Como testemunhamos na filmografia de Manuel Guimarães, a preferência pelos grupos sociais marginalizados afirma-se como ponto de partida para as novas representações dos territórios e da relação das comunidades com estes – consolidando imagens muito mais próximas de uma realidade que o Estado Novo se empenhava determinantemente em encobrir. Percebe-se assim porque é que o contributo de Manuel Guimarães para o neorrealismo está relacionado com a exploração dos temas de marginalidade social; e percebe-se também porque é que o realizador foi um dos mais vigiados pela censura. Nazaré é o único filme de Manuel Guimarães que incide directamente no quotidiano de uma comunidade piscatória, a sua labuta e as suas lutas, porém, o mar tornaria a aparecer como elemento da narrativa em Vidas sem Rumo (1956), ainda que, neste filme, não exista a encenação dramática, quer dos filmes que glorificam a relação com o mar, como Quando o Mar Galgou a Terra, quer dos filmes que pretendam subverter esses ideais, como Nazaré.
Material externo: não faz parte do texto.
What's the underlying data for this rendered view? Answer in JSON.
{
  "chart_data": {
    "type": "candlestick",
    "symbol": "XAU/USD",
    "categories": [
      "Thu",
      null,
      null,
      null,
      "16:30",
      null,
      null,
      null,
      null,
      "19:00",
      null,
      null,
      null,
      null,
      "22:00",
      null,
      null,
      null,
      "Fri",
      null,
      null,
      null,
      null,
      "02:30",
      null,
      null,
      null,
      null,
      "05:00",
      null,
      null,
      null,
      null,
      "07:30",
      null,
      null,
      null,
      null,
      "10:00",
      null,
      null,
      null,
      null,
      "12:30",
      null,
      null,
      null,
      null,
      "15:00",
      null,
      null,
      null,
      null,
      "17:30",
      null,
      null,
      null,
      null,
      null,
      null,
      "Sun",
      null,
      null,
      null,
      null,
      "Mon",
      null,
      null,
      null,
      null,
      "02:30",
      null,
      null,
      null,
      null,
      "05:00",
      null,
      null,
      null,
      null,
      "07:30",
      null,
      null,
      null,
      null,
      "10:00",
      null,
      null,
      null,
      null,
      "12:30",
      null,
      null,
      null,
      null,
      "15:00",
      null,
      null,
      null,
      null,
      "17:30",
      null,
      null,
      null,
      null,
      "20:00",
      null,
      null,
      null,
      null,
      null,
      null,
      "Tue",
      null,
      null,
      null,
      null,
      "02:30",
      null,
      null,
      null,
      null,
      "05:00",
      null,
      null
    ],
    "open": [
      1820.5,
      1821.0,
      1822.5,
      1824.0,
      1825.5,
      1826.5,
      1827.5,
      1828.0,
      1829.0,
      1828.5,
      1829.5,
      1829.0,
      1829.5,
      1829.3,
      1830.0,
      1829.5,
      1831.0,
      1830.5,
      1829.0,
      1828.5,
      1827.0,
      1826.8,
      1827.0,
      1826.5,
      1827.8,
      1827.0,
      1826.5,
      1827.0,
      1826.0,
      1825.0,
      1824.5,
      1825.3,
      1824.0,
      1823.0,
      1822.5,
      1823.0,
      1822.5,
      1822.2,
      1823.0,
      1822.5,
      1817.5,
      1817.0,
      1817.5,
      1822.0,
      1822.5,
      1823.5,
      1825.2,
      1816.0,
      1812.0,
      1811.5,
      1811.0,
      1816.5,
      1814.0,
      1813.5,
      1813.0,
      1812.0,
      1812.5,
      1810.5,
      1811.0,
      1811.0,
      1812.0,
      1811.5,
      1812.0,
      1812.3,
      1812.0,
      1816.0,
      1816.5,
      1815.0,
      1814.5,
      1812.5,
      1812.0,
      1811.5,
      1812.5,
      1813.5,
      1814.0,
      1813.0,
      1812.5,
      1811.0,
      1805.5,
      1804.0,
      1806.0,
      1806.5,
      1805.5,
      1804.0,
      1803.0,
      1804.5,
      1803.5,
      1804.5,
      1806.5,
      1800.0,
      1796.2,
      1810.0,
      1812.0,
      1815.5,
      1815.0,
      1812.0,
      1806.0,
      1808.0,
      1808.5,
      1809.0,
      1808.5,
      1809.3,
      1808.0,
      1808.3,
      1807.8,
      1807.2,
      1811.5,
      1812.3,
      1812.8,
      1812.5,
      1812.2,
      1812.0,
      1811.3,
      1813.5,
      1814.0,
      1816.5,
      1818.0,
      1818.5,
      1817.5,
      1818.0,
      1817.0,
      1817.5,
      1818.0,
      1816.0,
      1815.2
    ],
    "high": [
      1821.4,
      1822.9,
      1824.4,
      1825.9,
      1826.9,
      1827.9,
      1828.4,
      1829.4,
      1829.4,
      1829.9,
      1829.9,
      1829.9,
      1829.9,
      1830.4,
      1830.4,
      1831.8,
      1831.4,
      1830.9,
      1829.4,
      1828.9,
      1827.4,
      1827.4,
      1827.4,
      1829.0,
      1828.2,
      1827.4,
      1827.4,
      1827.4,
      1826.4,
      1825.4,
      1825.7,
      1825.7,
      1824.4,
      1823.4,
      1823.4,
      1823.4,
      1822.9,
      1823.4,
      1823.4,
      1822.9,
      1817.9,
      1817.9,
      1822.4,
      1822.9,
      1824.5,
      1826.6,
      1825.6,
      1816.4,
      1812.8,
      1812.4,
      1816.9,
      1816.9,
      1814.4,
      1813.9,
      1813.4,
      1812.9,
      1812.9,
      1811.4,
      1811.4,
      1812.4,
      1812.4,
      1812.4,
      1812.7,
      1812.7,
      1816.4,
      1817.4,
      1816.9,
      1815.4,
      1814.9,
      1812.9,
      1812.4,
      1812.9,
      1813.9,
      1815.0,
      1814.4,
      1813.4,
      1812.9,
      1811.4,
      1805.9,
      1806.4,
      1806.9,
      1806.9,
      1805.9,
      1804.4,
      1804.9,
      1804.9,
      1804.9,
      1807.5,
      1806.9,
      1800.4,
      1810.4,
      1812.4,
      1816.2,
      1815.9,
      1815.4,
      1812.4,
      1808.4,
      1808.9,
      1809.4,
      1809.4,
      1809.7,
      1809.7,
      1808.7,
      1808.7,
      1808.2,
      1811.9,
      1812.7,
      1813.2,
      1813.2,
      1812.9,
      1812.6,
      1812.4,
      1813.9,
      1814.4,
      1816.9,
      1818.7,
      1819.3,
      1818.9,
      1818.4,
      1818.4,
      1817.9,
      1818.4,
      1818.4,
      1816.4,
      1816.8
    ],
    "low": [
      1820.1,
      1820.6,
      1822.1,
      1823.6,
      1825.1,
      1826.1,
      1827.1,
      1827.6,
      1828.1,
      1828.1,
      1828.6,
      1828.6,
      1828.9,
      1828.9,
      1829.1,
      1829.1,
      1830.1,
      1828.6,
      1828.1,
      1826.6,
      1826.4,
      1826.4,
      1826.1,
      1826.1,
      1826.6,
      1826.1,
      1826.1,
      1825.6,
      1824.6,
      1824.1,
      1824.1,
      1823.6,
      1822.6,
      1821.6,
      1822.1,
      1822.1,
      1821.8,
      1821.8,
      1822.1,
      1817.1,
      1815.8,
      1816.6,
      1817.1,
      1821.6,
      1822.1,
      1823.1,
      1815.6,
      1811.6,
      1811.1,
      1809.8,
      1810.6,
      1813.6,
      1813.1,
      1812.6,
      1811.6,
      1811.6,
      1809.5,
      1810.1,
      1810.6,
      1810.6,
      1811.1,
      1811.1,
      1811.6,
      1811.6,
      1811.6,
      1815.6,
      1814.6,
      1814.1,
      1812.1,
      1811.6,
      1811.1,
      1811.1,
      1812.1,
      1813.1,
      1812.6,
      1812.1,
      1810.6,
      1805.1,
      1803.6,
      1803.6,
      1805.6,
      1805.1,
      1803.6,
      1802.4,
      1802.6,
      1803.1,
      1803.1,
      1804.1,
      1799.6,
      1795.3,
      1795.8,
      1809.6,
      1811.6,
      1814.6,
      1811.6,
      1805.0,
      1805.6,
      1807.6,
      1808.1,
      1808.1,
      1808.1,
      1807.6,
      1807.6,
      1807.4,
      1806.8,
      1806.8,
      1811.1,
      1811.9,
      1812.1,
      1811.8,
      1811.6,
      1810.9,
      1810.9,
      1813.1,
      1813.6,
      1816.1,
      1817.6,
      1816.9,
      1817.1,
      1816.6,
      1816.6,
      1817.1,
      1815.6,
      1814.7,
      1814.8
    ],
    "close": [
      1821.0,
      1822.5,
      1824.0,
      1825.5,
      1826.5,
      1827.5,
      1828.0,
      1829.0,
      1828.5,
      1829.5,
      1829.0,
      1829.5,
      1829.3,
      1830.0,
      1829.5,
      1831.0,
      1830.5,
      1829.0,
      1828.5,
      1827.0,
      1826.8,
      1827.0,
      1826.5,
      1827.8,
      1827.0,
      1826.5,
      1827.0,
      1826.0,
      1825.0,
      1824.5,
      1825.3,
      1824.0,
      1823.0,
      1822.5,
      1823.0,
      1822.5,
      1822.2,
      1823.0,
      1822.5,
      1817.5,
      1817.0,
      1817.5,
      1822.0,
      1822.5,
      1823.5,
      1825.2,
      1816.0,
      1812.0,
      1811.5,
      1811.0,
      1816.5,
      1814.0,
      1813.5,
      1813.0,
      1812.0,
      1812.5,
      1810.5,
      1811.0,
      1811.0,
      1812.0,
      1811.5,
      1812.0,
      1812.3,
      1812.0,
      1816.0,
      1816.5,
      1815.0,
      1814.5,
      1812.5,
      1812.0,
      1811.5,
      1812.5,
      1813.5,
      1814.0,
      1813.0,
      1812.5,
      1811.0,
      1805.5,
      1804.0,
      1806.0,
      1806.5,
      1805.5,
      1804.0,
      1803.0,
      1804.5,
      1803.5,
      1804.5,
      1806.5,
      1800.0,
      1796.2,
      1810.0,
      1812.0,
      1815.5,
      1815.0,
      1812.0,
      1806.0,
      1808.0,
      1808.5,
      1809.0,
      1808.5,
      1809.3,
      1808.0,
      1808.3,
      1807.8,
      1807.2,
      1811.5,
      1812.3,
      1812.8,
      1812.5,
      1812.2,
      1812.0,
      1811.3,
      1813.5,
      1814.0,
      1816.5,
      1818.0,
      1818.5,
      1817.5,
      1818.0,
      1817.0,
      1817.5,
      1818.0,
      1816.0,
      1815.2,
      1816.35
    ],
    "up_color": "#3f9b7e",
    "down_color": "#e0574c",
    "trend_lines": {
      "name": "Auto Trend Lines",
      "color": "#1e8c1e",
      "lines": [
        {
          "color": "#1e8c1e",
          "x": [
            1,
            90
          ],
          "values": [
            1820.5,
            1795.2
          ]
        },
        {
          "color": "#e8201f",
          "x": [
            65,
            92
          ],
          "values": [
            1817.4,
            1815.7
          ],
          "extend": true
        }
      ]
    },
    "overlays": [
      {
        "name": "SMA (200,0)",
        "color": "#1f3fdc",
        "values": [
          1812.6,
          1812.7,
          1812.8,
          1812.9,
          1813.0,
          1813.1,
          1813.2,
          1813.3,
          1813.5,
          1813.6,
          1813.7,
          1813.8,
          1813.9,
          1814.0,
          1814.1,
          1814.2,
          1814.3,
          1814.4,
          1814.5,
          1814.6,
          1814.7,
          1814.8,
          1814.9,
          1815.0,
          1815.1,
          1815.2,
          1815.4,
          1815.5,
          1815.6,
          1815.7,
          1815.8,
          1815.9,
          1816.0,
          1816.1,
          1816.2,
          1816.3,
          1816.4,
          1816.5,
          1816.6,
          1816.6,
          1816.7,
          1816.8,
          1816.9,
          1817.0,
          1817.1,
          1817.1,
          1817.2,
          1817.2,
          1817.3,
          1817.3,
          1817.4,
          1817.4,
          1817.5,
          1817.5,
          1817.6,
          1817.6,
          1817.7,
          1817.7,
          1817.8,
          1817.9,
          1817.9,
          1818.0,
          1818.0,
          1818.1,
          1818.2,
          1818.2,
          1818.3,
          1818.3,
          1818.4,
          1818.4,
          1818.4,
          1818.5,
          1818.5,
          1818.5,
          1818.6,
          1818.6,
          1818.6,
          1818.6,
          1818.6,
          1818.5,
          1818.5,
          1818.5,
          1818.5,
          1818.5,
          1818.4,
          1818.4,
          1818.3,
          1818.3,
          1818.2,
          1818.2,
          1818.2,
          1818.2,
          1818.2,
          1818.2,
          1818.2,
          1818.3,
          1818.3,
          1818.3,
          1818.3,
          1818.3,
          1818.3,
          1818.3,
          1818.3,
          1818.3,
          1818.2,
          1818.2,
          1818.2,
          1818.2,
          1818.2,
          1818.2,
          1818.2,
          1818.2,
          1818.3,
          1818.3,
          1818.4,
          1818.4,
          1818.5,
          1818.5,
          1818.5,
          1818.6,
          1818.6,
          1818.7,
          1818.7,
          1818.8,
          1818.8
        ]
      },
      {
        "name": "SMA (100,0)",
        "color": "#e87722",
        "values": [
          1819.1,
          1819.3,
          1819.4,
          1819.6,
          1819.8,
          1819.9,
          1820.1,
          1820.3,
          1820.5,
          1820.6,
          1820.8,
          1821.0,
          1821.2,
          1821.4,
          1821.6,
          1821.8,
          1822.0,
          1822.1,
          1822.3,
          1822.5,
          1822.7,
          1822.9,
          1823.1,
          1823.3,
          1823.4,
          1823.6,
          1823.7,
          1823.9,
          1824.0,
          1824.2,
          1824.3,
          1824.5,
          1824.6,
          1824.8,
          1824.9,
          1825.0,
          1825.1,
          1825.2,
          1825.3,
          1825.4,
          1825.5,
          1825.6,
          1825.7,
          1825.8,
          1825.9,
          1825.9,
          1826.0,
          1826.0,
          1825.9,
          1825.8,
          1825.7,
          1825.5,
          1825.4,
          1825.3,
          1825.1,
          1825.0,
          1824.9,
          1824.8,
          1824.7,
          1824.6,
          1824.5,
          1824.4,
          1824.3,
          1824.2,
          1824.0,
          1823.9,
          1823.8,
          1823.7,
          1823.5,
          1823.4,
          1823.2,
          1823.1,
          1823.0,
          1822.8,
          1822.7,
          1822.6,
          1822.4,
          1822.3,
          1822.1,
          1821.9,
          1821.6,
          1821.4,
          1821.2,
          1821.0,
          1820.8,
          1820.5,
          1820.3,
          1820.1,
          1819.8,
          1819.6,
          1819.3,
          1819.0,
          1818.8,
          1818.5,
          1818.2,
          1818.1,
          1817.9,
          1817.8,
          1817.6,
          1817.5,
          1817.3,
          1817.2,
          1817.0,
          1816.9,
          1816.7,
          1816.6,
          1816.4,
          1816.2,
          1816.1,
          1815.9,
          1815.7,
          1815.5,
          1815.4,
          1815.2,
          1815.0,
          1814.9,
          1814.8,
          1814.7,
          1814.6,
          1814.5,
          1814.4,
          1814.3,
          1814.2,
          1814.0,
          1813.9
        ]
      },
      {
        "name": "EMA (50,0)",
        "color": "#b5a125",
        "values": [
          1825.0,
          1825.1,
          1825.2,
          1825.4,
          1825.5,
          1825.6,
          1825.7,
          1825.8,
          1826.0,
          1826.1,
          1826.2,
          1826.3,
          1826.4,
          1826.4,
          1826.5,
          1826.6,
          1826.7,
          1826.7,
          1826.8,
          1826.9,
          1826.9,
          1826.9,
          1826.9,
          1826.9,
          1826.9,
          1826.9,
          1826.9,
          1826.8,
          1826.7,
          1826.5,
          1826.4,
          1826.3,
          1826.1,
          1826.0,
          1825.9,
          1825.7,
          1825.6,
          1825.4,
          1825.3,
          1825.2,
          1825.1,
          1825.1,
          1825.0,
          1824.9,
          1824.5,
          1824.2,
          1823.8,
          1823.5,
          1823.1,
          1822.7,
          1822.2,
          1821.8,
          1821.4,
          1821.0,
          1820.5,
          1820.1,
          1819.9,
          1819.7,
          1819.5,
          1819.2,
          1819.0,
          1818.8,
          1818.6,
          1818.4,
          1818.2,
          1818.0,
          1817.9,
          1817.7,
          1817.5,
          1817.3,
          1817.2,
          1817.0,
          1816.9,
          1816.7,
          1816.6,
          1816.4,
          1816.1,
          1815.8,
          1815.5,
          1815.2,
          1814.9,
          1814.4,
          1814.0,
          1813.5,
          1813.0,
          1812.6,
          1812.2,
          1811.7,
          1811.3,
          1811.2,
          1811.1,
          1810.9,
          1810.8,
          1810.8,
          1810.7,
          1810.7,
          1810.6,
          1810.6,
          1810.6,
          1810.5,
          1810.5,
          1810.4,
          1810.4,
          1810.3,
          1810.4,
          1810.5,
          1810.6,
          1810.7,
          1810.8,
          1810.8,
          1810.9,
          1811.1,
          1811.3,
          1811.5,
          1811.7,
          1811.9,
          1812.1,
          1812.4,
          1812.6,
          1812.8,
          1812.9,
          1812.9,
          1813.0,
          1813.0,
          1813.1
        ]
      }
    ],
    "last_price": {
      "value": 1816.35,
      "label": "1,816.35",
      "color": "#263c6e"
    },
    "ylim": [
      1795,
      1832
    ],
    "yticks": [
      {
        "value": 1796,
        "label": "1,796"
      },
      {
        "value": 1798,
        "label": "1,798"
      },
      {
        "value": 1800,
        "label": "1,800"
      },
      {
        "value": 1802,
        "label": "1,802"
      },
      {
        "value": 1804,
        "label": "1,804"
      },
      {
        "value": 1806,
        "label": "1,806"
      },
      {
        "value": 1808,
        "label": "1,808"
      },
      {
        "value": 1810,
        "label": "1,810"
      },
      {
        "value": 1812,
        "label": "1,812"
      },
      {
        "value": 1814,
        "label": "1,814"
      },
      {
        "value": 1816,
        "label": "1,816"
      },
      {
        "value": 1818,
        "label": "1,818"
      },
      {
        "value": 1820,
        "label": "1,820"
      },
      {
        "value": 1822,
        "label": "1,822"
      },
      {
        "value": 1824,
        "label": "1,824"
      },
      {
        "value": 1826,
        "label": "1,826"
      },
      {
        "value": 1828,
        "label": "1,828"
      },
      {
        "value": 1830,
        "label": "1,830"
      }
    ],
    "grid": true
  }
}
Em Vidas sem Rumo, a proximidade com o mar é essencialmente a ferramenta narrativa de uma intriga misteriosa com nuances do filme noir, ainda que a galeria de personagens que vive nas docas venha espelhar a condição social de um país precariamente modernizado e fortemente afectado pela miséria. A omnipresença do mar no imaginário fílmico nem sempre se revela a partir das narrativas de fundo dramático e trágico, como vemos em Lisboa, Crónica Anedótica (1930), de Leitão de Barros (anterior à instauração oficial do Estado Novo), documentário que regista o dia-a-dia em várias zonas da capital, inclusive à beira-mar, ou simplesmente o drama amoroso interpretado por cadetes da marinha a bordo de um navio-escola em Eram Duzentos Irmãos (1952) de Armando Vieira Pinto.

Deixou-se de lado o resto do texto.